On a meta level, it’s sadly predictable to see the criticism of the episode which, again, boils down to this: How in the world does fattie Hannah deserve to land hottie Joshua? We have soon conditioned to see blindingly attractive people hook up with equally blindingly attractive people on TV that when a dichotomy emerges we recoil almost instinctively in horror. Wait, let me add an important caveat to that, we recoil when the dichotomy favors the female we believe to be lesser. Other way around and no problem-o. If you think I’m kidding, please witness Kevin James’ entire career. So with this episode you have reviews convinced the whole thing had to be a dream because, bro, no way he wanted to bang her in real life.

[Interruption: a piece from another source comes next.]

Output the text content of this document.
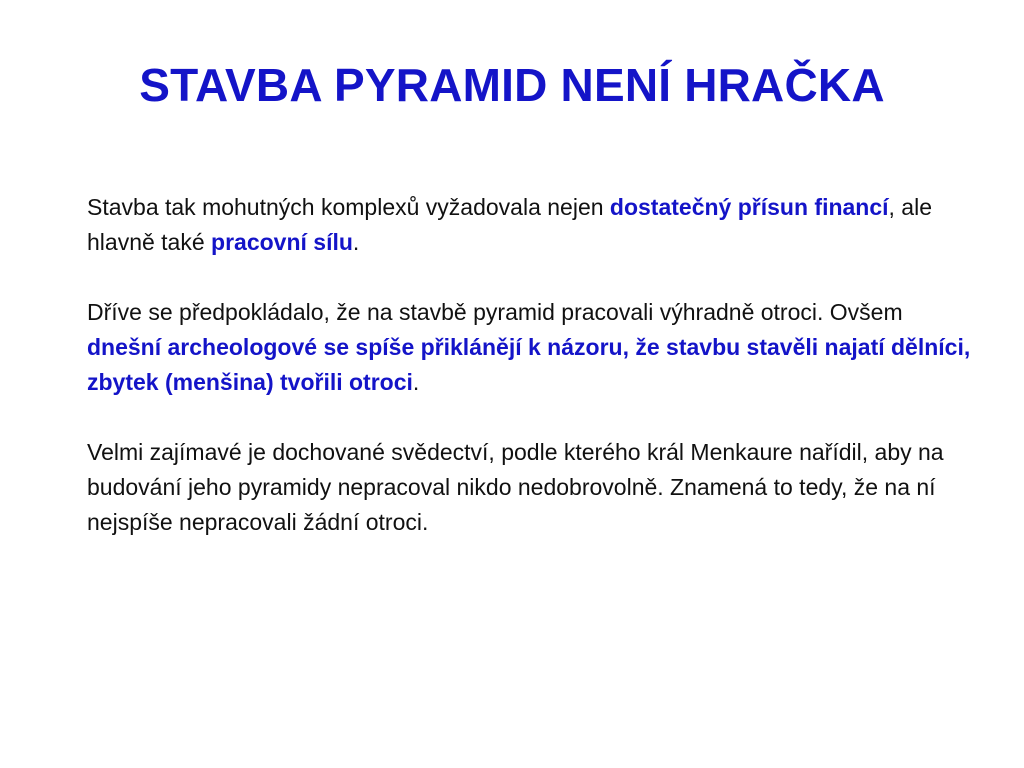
STAVBA PYRAMID NENÍ HRAČKA

Stavba tak mohutných komplexů vyžadovala nejen dostatečný přísun financí, ale hlavně také pracovní sílu.

Dříve se předpokládalo, že na stavbě pyramid pracovali výhradně otroci. Ovšem dnešní archeologové se spíše přiklánějí k názoru, že stavbu stavěli najatí dělníci, zbytek (menšina) tvořili otroci.

Velmi zajímavé je dochované svědectví, podle kterého král Menkaure nařídil, aby na budování jeho pyramidy nepracoval nikdo nedobrovolně. Znamená to tedy, že na ní nejspíše nepracovali žádní otroci.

One of the things I find most refreshing about “Girls,” aside from its unvarnished look at the self-centered floundering of one’s early twenties, is how it allows Lena Dunham to be naked in every sense possible. Yes, yes – we could have another long discussion about female sexuality and the inequality of exposed flesh in popular culture. Yet it’s almost exciting how Hannah represents the everywoman of nakedness. While she may not be the voice of a generation, one could certainly argue that she is the body of one. More women look like Lena would playing topless ping pong than her co-star super svelte Allison Williams, and that’s just a fact. Yet her very average, very normal body type is seldom shown on TV, let alone allowed to bare itself entirely.
Now, back to the episode itself, which beyond being meta is also a pensive look at our own feelings of self worth, definitions of happiness and trial runs at adulthood. As much as some viewers might think Hannah doesn’t deserve to be – if even fleetingly – with someone like Joshua, neither does Hannah herself. Because for all the grown-up things she thinks she shouldn’t want as a starving artist – “the fruit in the bowl and the fridge and the stuff” – she can’t help but be attracted to the comfortable trappings of domesticity. And she also can’t help but sabotage her own momentary happiness with her shotgun definition of intimacy and exhausting loop of introspection.

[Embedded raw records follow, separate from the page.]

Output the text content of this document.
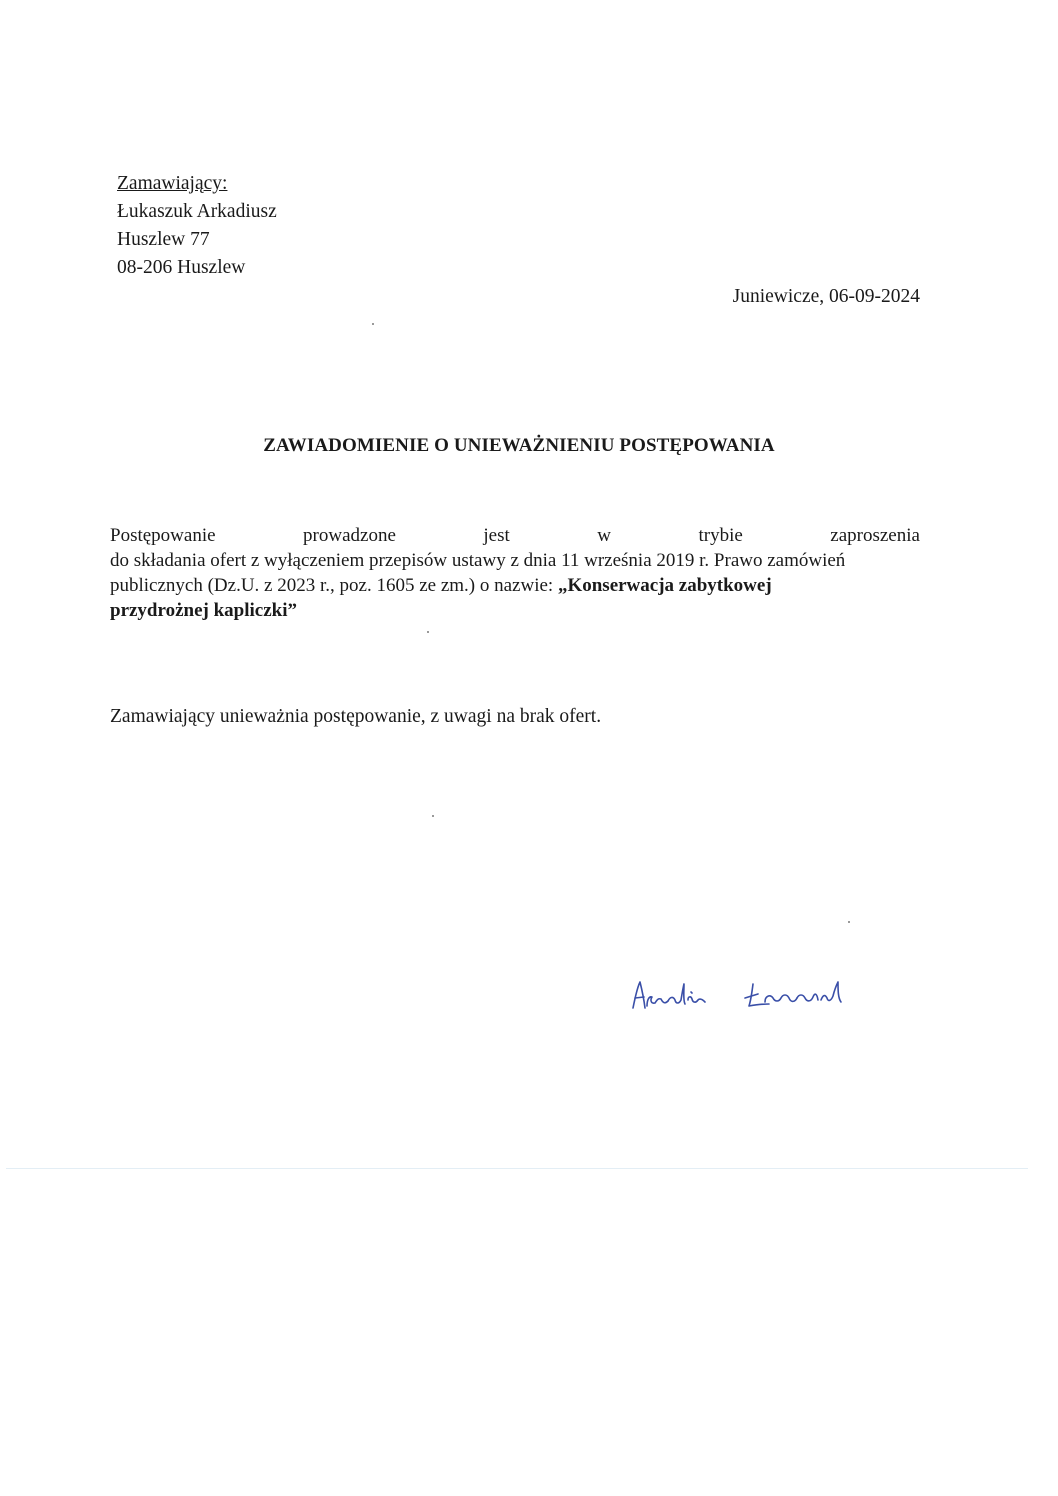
Zamawiający:
Łukaszuk Arkadiusz
Huszlew 77
08-206 Huszlew
Juniewicze, 06-09-2024
ZAWIADOMIENIE O UNIEWAŻNIENIU POSTĘPOWANIA
Postępowanie	prowadzone	jest	w	trybie	zaproszenia
do składania ofert z wyłączeniem przepisów ustawy z dnia 11 września 2019 r. Prawo zamówień
publicznych (Dz.U. z 2023 r., poz. 1605 ze zm.) o nazwie: „Konserwacja zabytkowej
przydrożnej kapliczki”
Zamawiający unieważnia postępowanie, z uwagi na brak ofert.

And so, it ends – just as quickly and quietly as it began. And I am left, as I often am after 30 minutes of this show, wanting more. More of these strange and often silly and certainly self-indulgent lives. More stories told by women of any and all ages. Of any and all races, sexual orientations, classes, experiences. Because there are far too stories told by women, created by women, run by women on TV in the first place. The world needs more Tina Feys, Shonda Rhimes, Mindy Kalings and, yes, Lena Dunhams. And while we might never all agree on the merits of “Girls,” I hope we at least can all be happy it exists in the first place.